The inclusion of Lopatin in this project is a really interesting intersection between the underground electronic scene he’s made his name in and the mainstream pop world of superstardom that The Weeknd operates in. The fact that the two were involved in the creation of Uncut Gems, a film starring Abel Tesfaye as himself with a score done by Lopatin, makes sense in how they got in touch. Yet, seeing Oneohtrix Point Never perform on the stage during The Weeknd’s SNL performance of “Scared to Love” was still quite surreal.

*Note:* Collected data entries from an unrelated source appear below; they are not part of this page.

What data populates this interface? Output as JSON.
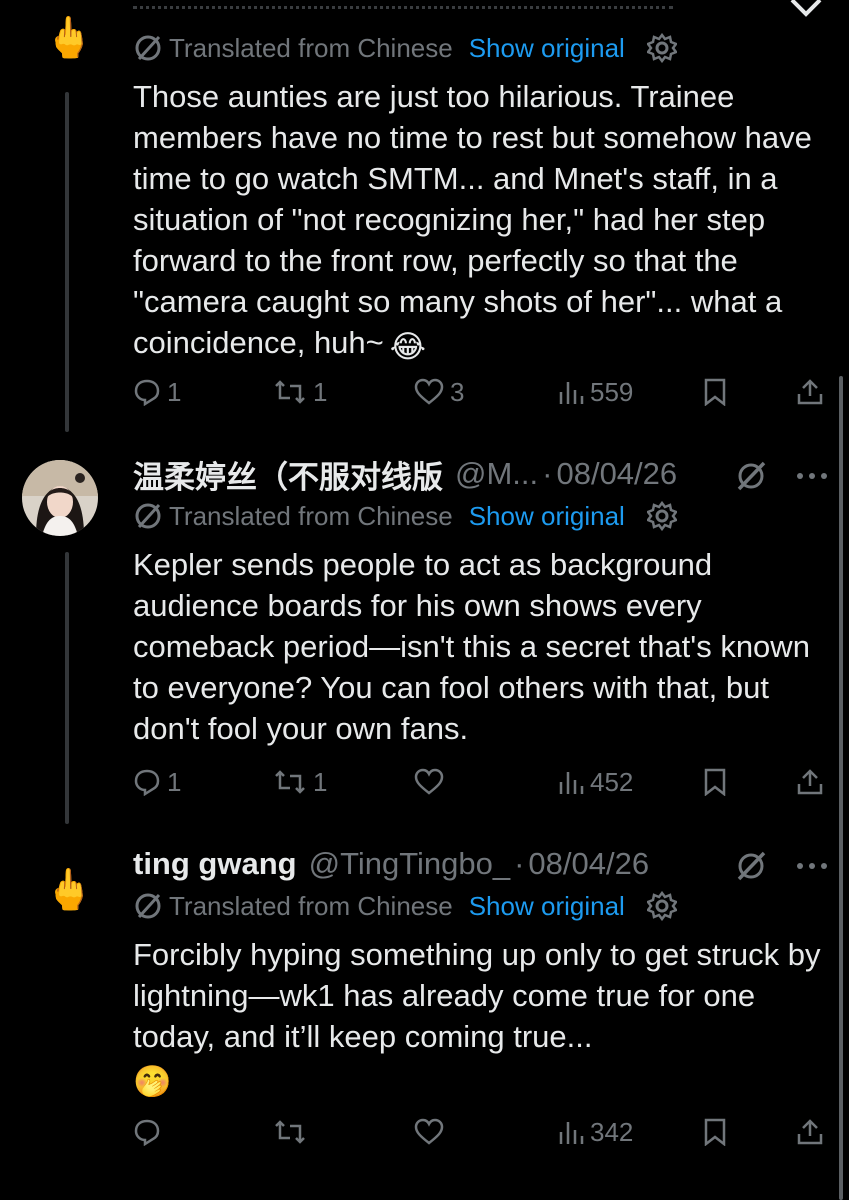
{
  "tweets": [
    {
      "translated_label": "Translated from Chinese",
      "show_original": "Show original",
      "text": "Those aunties are just too hilarious. Trainee members have no time to rest but somehow have time to go watch SMTM... and Mnet's staff, in a situation of \"not recognizing her,\" had her step forward to the front row, perfectly so that the \"camera caught so many shots of her\"... what a coincidence, huh~",
      "emoji": "😂",
      "replies": "1",
      "reposts": "1",
      "likes": "3",
      "views": "559"
    },
    {
      "name": "温柔婷丝（不服对线版",
      "handle": "@M...",
      "separator": "·",
      "date": "08/04/26",
      "translated_label": "Translated from Chinese",
      "show_original": "Show original",
      "text": "Kepler sends people to act as background audience boards for his own shows every comeback period—isn't this a secret that's known to everyone? You can fool others with that, but don't fool your own fans.",
      "replies": "1",
      "reposts": "1",
      "likes": "",
      "views": "452"
    },
    {
      "name": "ting gwang",
      "handle": "@TingTingbo_",
      "separator": "·",
      "date": "08/04/26",
      "translated_label": "Translated from Chinese",
      "show_original": "Show original",
      "text": "Forcibly hyping something up only to get struck by lightning—wk1 has already come true for one today, and it’ll keep coming true...",
      "emoji": "🤭",
      "replies": "",
      "reposts": "",
      "likes": "",
      "views": "342"
    }
  ],
  "colors": {
    "background": "#000000",
    "text": "#e7e9ea",
    "muted": "#71767b",
    "link": "#1d9bf0",
    "thread_line": "#333639"
  },
  "icons": [
    "middle-finger-icon",
    "grok-icon",
    "more-icon",
    "translate-icon",
    "settings-icon",
    "reply-icon",
    "repost-icon",
    "like-icon",
    "views-icon",
    "bookmark-icon",
    "share-icon",
    "close-icon"
  ]
}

Surreal is also one word that you could use to describe most of the music Lopatin makes. One of his most notable releases, under the alias of Chuck Person, is Chuck Person’s Ecco Jams Vol. 1. The premise of the album is fairly simple. Lopatin lowered the pitch and tempo of songs, in a way not much different from the chopped and screwed technique that’s been a part of hip hop history since DJ Screw started it in the 1990’s (You can read Screw’s description of the technique in this interview). Whereas Screw was doing it with Houston hip hop, Lopatin’s source material was pop music of the past. Instead of letting an entire song play out, one vocal line or musical phrase would be looped, repeated, started and stopped. It creates an effect similar to when you have one specific part of a song stuck in your head.

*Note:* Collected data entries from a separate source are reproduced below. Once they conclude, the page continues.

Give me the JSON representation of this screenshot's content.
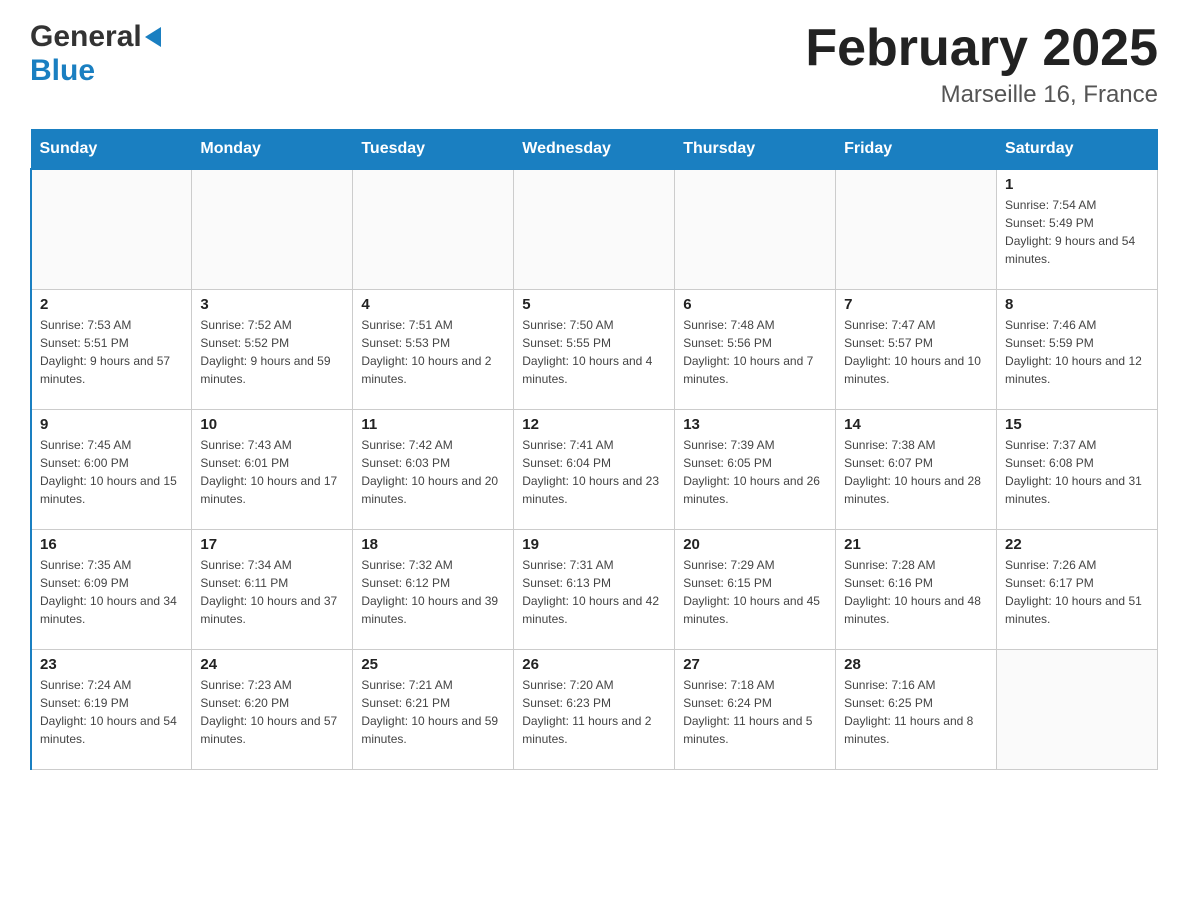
{
  "logo": {
    "general": "General",
    "blue": "Blue"
  },
  "header": {
    "month": "February 2025",
    "location": "Marseille 16, France"
  },
  "weekdays": [
    "Sunday",
    "Monday",
    "Tuesday",
    "Wednesday",
    "Thursday",
    "Friday",
    "Saturday"
  ],
  "weeks": [
    [
      {
        "day": "",
        "info": ""
      },
      {
        "day": "",
        "info": ""
      },
      {
        "day": "",
        "info": ""
      },
      {
        "day": "",
        "info": ""
      },
      {
        "day": "",
        "info": ""
      },
      {
        "day": "",
        "info": ""
      },
      {
        "day": "1",
        "info": "Sunrise: 7:54 AM\nSunset: 5:49 PM\nDaylight: 9 hours and 54 minutes."
      }
    ],
    [
      {
        "day": "2",
        "info": "Sunrise: 7:53 AM\nSunset: 5:51 PM\nDaylight: 9 hours and 57 minutes."
      },
      {
        "day": "3",
        "info": "Sunrise: 7:52 AM\nSunset: 5:52 PM\nDaylight: 9 hours and 59 minutes."
      },
      {
        "day": "4",
        "info": "Sunrise: 7:51 AM\nSunset: 5:53 PM\nDaylight: 10 hours and 2 minutes."
      },
      {
        "day": "5",
        "info": "Sunrise: 7:50 AM\nSunset: 5:55 PM\nDaylight: 10 hours and 4 minutes."
      },
      {
        "day": "6",
        "info": "Sunrise: 7:48 AM\nSunset: 5:56 PM\nDaylight: 10 hours and 7 minutes."
      },
      {
        "day": "7",
        "info": "Sunrise: 7:47 AM\nSunset: 5:57 PM\nDaylight: 10 hours and 10 minutes."
      },
      {
        "day": "8",
        "info": "Sunrise: 7:46 AM\nSunset: 5:59 PM\nDaylight: 10 hours and 12 minutes."
      }
    ],
    [
      {
        "day": "9",
        "info": "Sunrise: 7:45 AM\nSunset: 6:00 PM\nDaylight: 10 hours and 15 minutes."
      },
      {
        "day": "10",
        "info": "Sunrise: 7:43 AM\nSunset: 6:01 PM\nDaylight: 10 hours and 17 minutes."
      },
      {
        "day": "11",
        "info": "Sunrise: 7:42 AM\nSunset: 6:03 PM\nDaylight: 10 hours and 20 minutes."
      },
      {
        "day": "12",
        "info": "Sunrise: 7:41 AM\nSunset: 6:04 PM\nDaylight: 10 hours and 23 minutes."
      },
      {
        "day": "13",
        "info": "Sunrise: 7:39 AM\nSunset: 6:05 PM\nDaylight: 10 hours and 26 minutes."
      },
      {
        "day": "14",
        "info": "Sunrise: 7:38 AM\nSunset: 6:07 PM\nDaylight: 10 hours and 28 minutes."
      },
      {
        "day": "15",
        "info": "Sunrise: 7:37 AM\nSunset: 6:08 PM\nDaylight: 10 hours and 31 minutes."
      }
    ],
    [
      {
        "day": "16",
        "info": "Sunrise: 7:35 AM\nSunset: 6:09 PM\nDaylight: 10 hours and 34 minutes."
      },
      {
        "day": "17",
        "info": "Sunrise: 7:34 AM\nSunset: 6:11 PM\nDaylight: 10 hours and 37 minutes."
      },
      {
        "day": "18",
        "info": "Sunrise: 7:32 AM\nSunset: 6:12 PM\nDaylight: 10 hours and 39 minutes."
      },
      {
        "day": "19",
        "info": "Sunrise: 7:31 AM\nSunset: 6:13 PM\nDaylight: 10 hours and 42 minutes."
      },
      {
        "day": "20",
        "info": "Sunrise: 7:29 AM\nSunset: 6:15 PM\nDaylight: 10 hours and 45 minutes."
      },
      {
        "day": "21",
        "info": "Sunrise: 7:28 AM\nSunset: 6:16 PM\nDaylight: 10 hours and 48 minutes."
      },
      {
        "day": "22",
        "info": "Sunrise: 7:26 AM\nSunset: 6:17 PM\nDaylight: 10 hours and 51 minutes."
      }
    ],
    [
      {
        "day": "23",
        "info": "Sunrise: 7:24 AM\nSunset: 6:19 PM\nDaylight: 10 hours and 54 minutes."
      },
      {
        "day": "24",
        "info": "Sunrise: 7:23 AM\nSunset: 6:20 PM\nDaylight: 10 hours and 57 minutes."
      },
      {
        "day": "25",
        "info": "Sunrise: 7:21 AM\nSunset: 6:21 PM\nDaylight: 10 hours and 59 minutes."
      },
      {
        "day": "26",
        "info": "Sunrise: 7:20 AM\nSunset: 6:23 PM\nDaylight: 11 hours and 2 minutes."
      },
      {
        "day": "27",
        "info": "Sunrise: 7:18 AM\nSunset: 6:24 PM\nDaylight: 11 hours and 5 minutes."
      },
      {
        "day": "28",
        "info": "Sunrise: 7:16 AM\nSunset: 6:25 PM\nDaylight: 11 hours and 8 minutes."
      },
      {
        "day": "",
        "info": ""
      }
    ]
  ]
}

Lopatin called these songs ecco jams, appropriately named for their repetitive nature and how they call back to a bygone era. These are warped and fragmented memories of pop songs, recognizeable but fading. Depending on our own relation to the material, whether we previously heard these songs in their original incarnations at the height of their cultural relevance or if predated us, that nature of the memory can change. Is it our sense of nostalgia or someone else’s that makes these ecco jams so affecting? Haunting calls from Michael Jackson, Toto, Kate Bush, and Jojo returning again but “that doooooooooor shuts….just…..before..”
I believe the brilliance of the ecco jam is articulated well by Pat Beane, writing for Tiny Mixtapes (a publication that named Ecco Jams Vol. 1 the best album of the 2010s), with the following statement:
“Eccojams is a stand-in, for everyone and everything, the memories that looped in your head, the memories you wish did, the songs you dreamed of making, the times and time you wish you had.”

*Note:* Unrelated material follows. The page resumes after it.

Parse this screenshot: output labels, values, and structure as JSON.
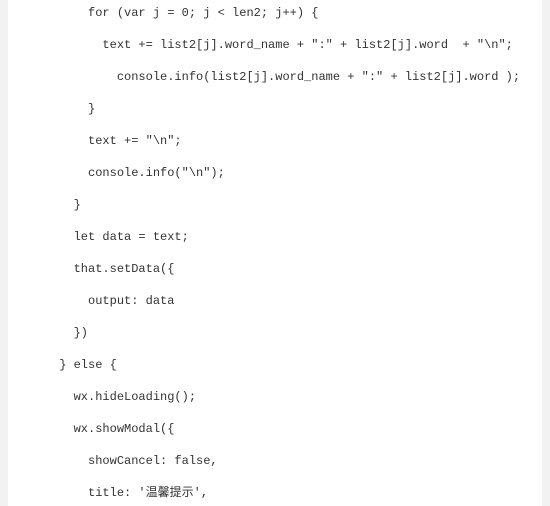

The importance of Ecco Jams is also worth noting in relation to its simplicity. Looping a phrase of a pop song and layering effects over it is something anyone can do. It doesn’t require much in the way of talent or taste, and therefore becomes a very democratic and accessible means of creation. With this repurposed pop patische, Ecco Jams continues to serve as an inspirational reference point for many musicians. The album is often cited, alongside the corporate mood muzak of James Ferraro’s Far Side Virtual as one of the foundations of vaporwave as a genre. In the timeline of its development, Lopatin was also the first to do it. Prior to the release of Vol. 1, He had served up some ecco jams alongside progressive electronic synth compositions in the 2009 video release of Memory Vague under the Oneohtrix Point Never name, uploaded a few to his sunsetcorp Youtube channel and released some vaporwave-esque remixes of of synth-pop and Italo-Disco in three 2010 mixtapes as Games, a partner project with Joel Ford.
As it turns out, Lopatin had actually started making ecco jams as far back as 2004 and had privately released Collected Echoes 2004-2008, a collection of Vol. 1 demos and three “echos supermixes” back in 2008. On Twitter, Lopatin announced that he was planning on releasing the demos publicly to celebrate the tenth anniversary of Vol. 1, but Youtube user Sigmund Generous had already beat him to it. Both Ecco Jams and Collected Echos are linked below. If you aren’t familiar with Chuck Person, I recommend starting with Vol. 1 to get hip to the ecco before heading to Collected Echoes for the sensational supermixes.
For ecco jams in video form, peep Memory Vague and the sunsetcorp Youtube channel. As for Lopatin’s work under other monikers, I recommend starting with the late night television sampledelica of Oneohtrix Point Never’s Replica and sunset mullet synthpop of the That We Can Play EP by Games. That’s only the tip of the iceberg of some truly amazing music.